Por qué El Niño enferma a los colaboradores

El fenómeno crea las condiciones perfectas para un pico de demanda sanitaria. Las aguas estancadas se vuelven criaderos de mosquitos transmisores de dengue, zika y chikungunya; la contaminación del agua eleva las enfermedades gastrointestinales; y el calor y la humedad incrementan los golpes de calor —sobre todo en agro, construcción y minería— y las afecciones respiratorias.

El precedente regional es contundente. Solo en Piura, el Niño Costero de 2017 dejó 6,270 casos confirmados de dengue, además de chikungunya y leptospirosis (OPS). Para las empresas, esto significó ausentismo y pérdida de productividad, pero también un efecto menos visible: un colaborador cuya vivienda se inunda o cuya familia se desplaza no solo se ausenta, también reconsidera su relación con la empresa.

Frente a este panorama, Marsh identifica tres frentes que las empresas deberían anticipar para proteger a sus colaboradores y sostener la operación.

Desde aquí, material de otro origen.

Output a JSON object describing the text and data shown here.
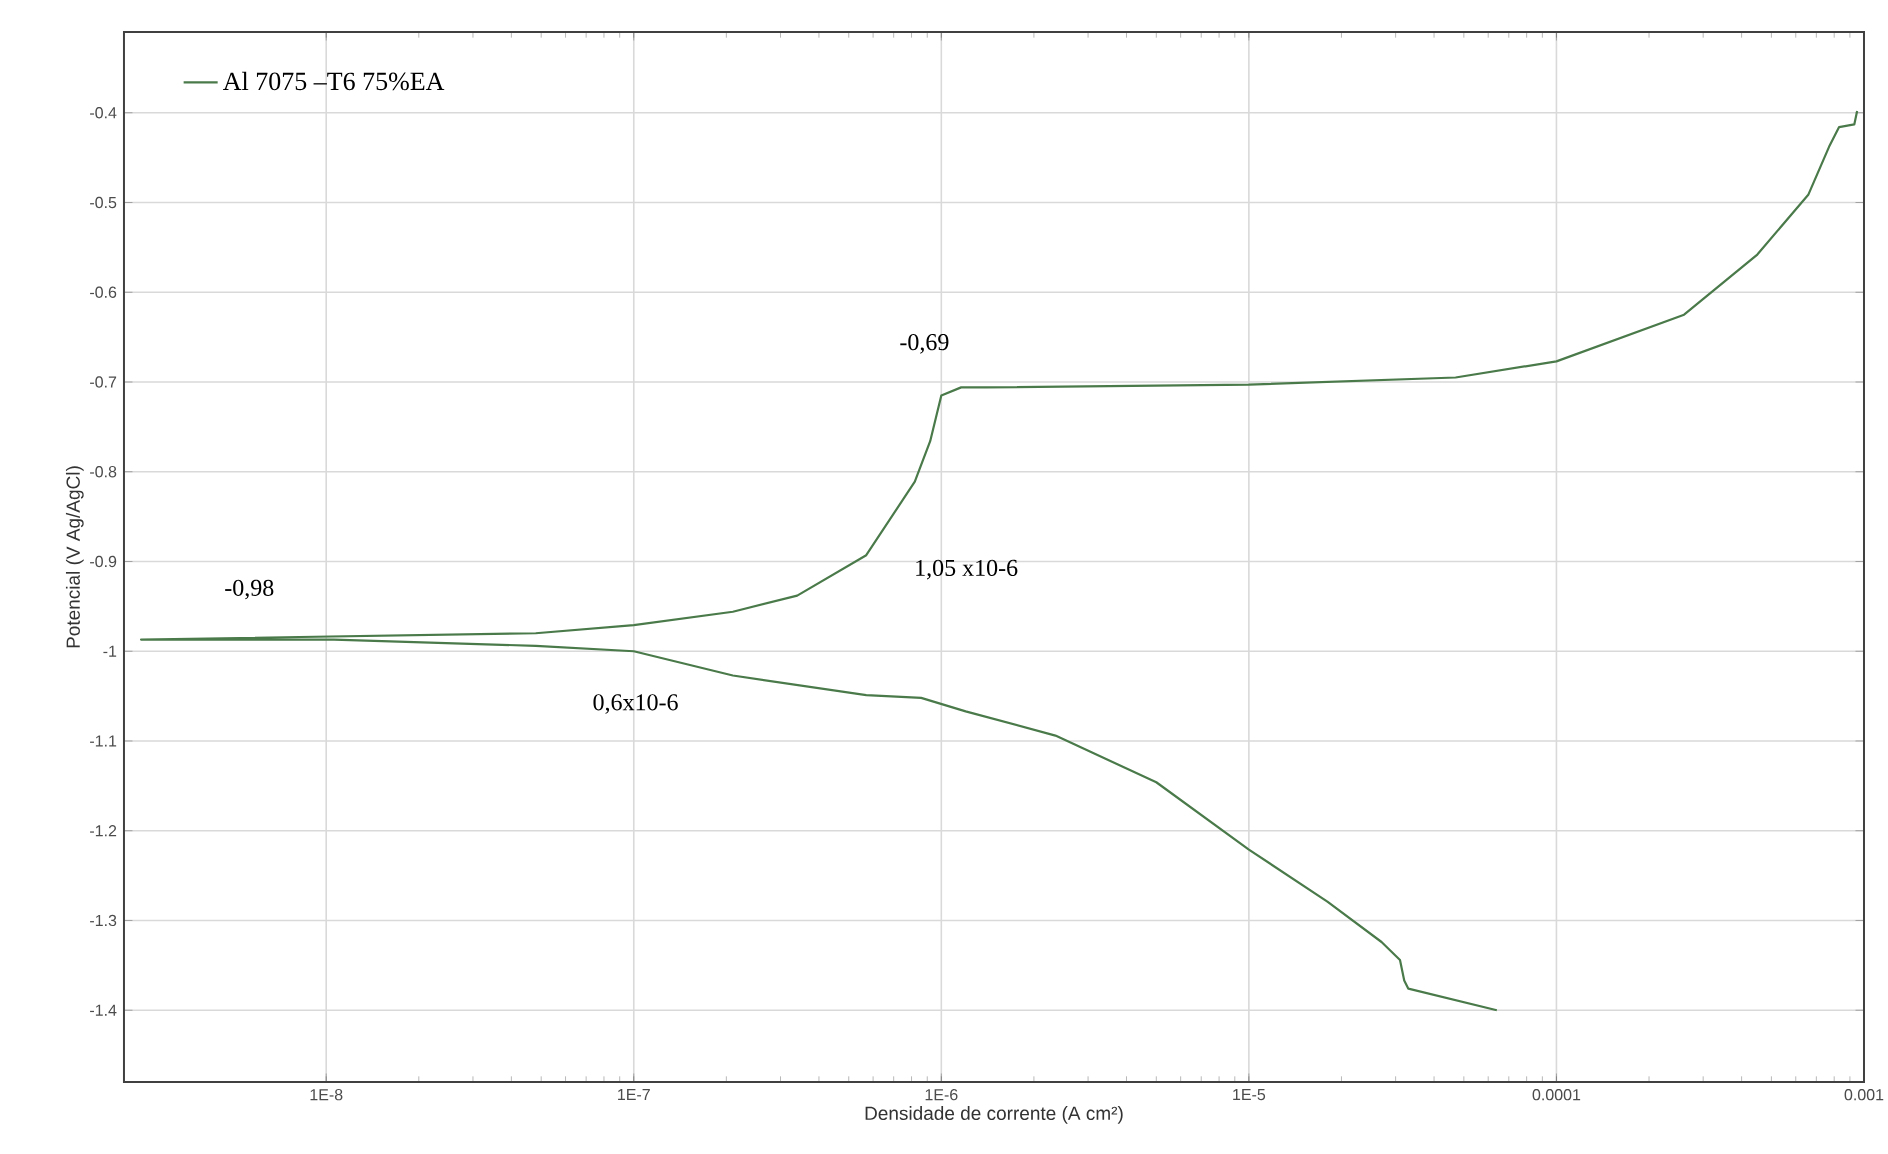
{
  "chart_data": {
    "type": "line",
    "xlabel": "Densidade de corrente (A cm²)",
    "ylabel": "Potencial (V Ag/AgCl)",
    "log": "x",
    "grid": true,
    "legend": "top left",
    "marker": "none",
    "line_style": "solid",
    "xlim": [
      2.2e-09,
      0.001
    ],
    "ylim": [
      -1.48,
      -0.31
    ],
    "xticks": [
      {
        "value": 1e-08,
        "label": "1E-8"
      },
      {
        "value": 1e-07,
        "label": "1E-7"
      },
      {
        "value": 1e-06,
        "label": "1E-6"
      },
      {
        "value": 1e-05,
        "label": "1E-5"
      },
      0.0001,
      0.001
    ],
    "yticks": [
      -0.4,
      -0.5,
      -0.6,
      -0.7,
      -0.8,
      -0.9,
      -1,
      -1.1,
      -1.2,
      -1.3,
      -1.4
    ],
    "series": [
      {
        "name": "Al 7075 –T6 75%EA",
        "color": "#4a7a4a",
        "x": [
          6.4e-05,
          3.3e-05,
          3.2e-05,
          3.1e-05,
          2.7e-05,
          1.8e-05,
          1e-05,
          5e-06,
          2.35e-06,
          1.2e-06,
          8.6e-07,
          5.7e-07,
          2.1e-07,
          1e-07,
          4.8e-08,
          1.06e-08,
          2.5e-09,
          4.8e-08,
          1e-07,
          2.1e-07,
          3.4e-07,
          5.7e-07,
          8.2e-07,
          9.2e-07,
          1e-06,
          1.16e-06,
          1.4e-06,
          1e-05,
          4.7e-05,
          0.0001,
          0.00026,
          0.00045,
          0.00066,
          0.00077,
          0.00083,
          0.00093,
          0.00095
        ],
        "values": [
          -1.4,
          -1.376,
          -1.367,
          -1.344,
          -1.324,
          -1.279,
          -1.221,
          -1.146,
          -1.094,
          -1.067,
          -1.052,
          -1.049,
          -1.027,
          -1.0,
          -0.994,
          -0.987,
          -0.987,
          -0.98,
          -0.971,
          -0.956,
          -0.938,
          -0.893,
          -0.811,
          -0.766,
          -0.715,
          -0.706,
          -0.706,
          -0.703,
          -0.695,
          -0.677,
          -0.625,
          -0.558,
          -0.491,
          -0.438,
          -0.416,
          -0.413,
          -0.398
        ]
      }
    ],
    "annotations": [
      "-0,98",
      "-0,69",
      "1,05 x10-6",
      "0,6x10-6"
    ]
  }
}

Tres frentes que las gerencias deben anticipar

• Capacidad y adecuación de los beneficios de salud: Un pico epidémico dispara la demanda de atención y puede saturar los planes corporativos y las EPS. Las empresas deberían evaluar si su programa resiste un aumento súbito de consultas y licencias, y asegurar coberturas antes de que el escenario se intensifique. No es menor: según Marsh, el costo de los beneficios de salud en el país subió 8% en los últimos seis meses (6.5% solo en el segundo trimestre de 2026), una presión que un pico sanitario agravaría.

• Prevención y salud ocupacional: Más allá de la atención, está la prevención. Protocolos frente a golpes de calor, monitoreo de estrés térmico, campañas de vacunación y de eliminación de criaderos, e información preventiva para colaboradores y sus familias. A ello se suma un componente poco gestionado, el bienestar emocional. Según el estudio Bienestar Emocional en las Organizaciones de Marsh Perú, el 42% de las empresas del país no cuenta con programas de salud mental, y el 48% aún la trata como una iniciativa aislada que se activa solo cuando aparece el caso.

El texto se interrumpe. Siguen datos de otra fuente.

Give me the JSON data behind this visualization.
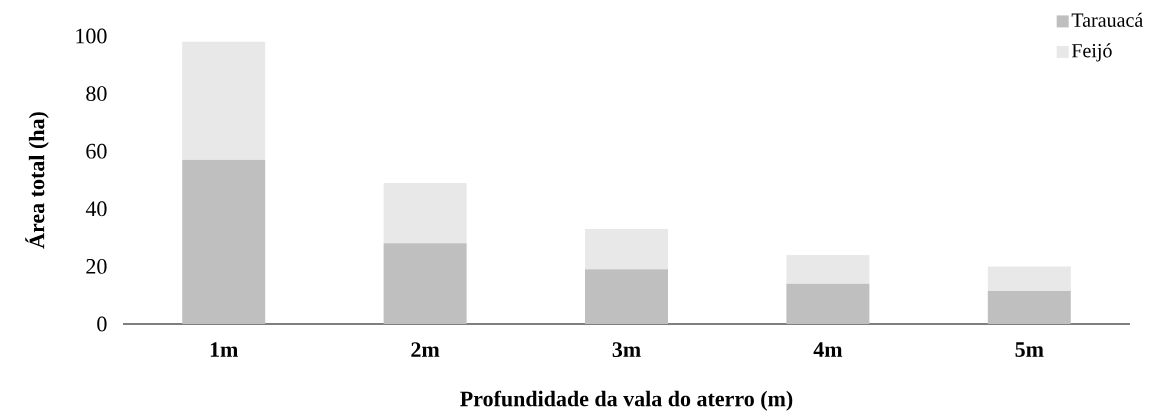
{
  "chart_data": {
    "type": "bar",
    "stacked": true,
    "xlabel": "Profundidade da vala do aterro (m)",
    "ylabel": "Área total (ha)",
    "categories": [
      "1m",
      "2m",
      "3m",
      "4m",
      "5m"
    ],
    "series": [
      {
        "name": "Tarauacá",
        "color": "#bfbfbf",
        "values": [
          57,
          28,
          19,
          14,
          11.5
        ]
      },
      {
        "name": "Feijó",
        "color": "#e8e8e8",
        "values": [
          41,
          21,
          14,
          10,
          8.5
        ]
      }
    ],
    "ylim": [
      0,
      100
    ],
    "yticks": [
      0,
      20,
      40,
      60,
      80,
      100
    ],
    "grid": false,
    "legend": "top right"
  }
}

• Continuidad del talento y roles críticos: Un pico de ausentismo o la reubicación temporal de una operación exponen a las empresas que no tienen mapeados sus cargos críticos ni planes de sucesión. Y cómo se comunica ese cambio importa tanto como el cambio mismo: los equipos que reciben información clara sostienen su compromiso; los que enfrentan la incertidumbre en silencio, no. Definir la criticidad de los cargos y los esquemas de movilidad temporal es hoy tan urgente como reforzar un dique.

De la reacción a la ventaja competitiva

Las empresas que integren la salud y la gestión de su talento al plan de continuidad —al mismo nivel que sus activos y sus finanzas— no solo reducirán el ausentismo: protegerán su productividad y su capacidad de cumplir con clientes mientras otras se detienen. Hay, además, un retorno adicional, y es que la forma en que una empresa cuida a su gente durante una crisis se está convirtiendo en un factor decisivo de atracción y retención de talento.

En esa línea, Diana Plasencia, Líder de Estrategia de Talento en Marsh – People and Investments, concluye: «La preparación dejó de ser un gesto de bienestar para convertirse en una decisión de negocio. Con el fenómeno aún en desarrollo, las empresas piuranas tienen una ventana de pocos meses para blindar a su gente en dos frentes: su salud y su permanencia. Eso significa mapear los roles críticos y preparar a los líderes para decidir sobre personas con la misma agilidad con la que protegen sus activos».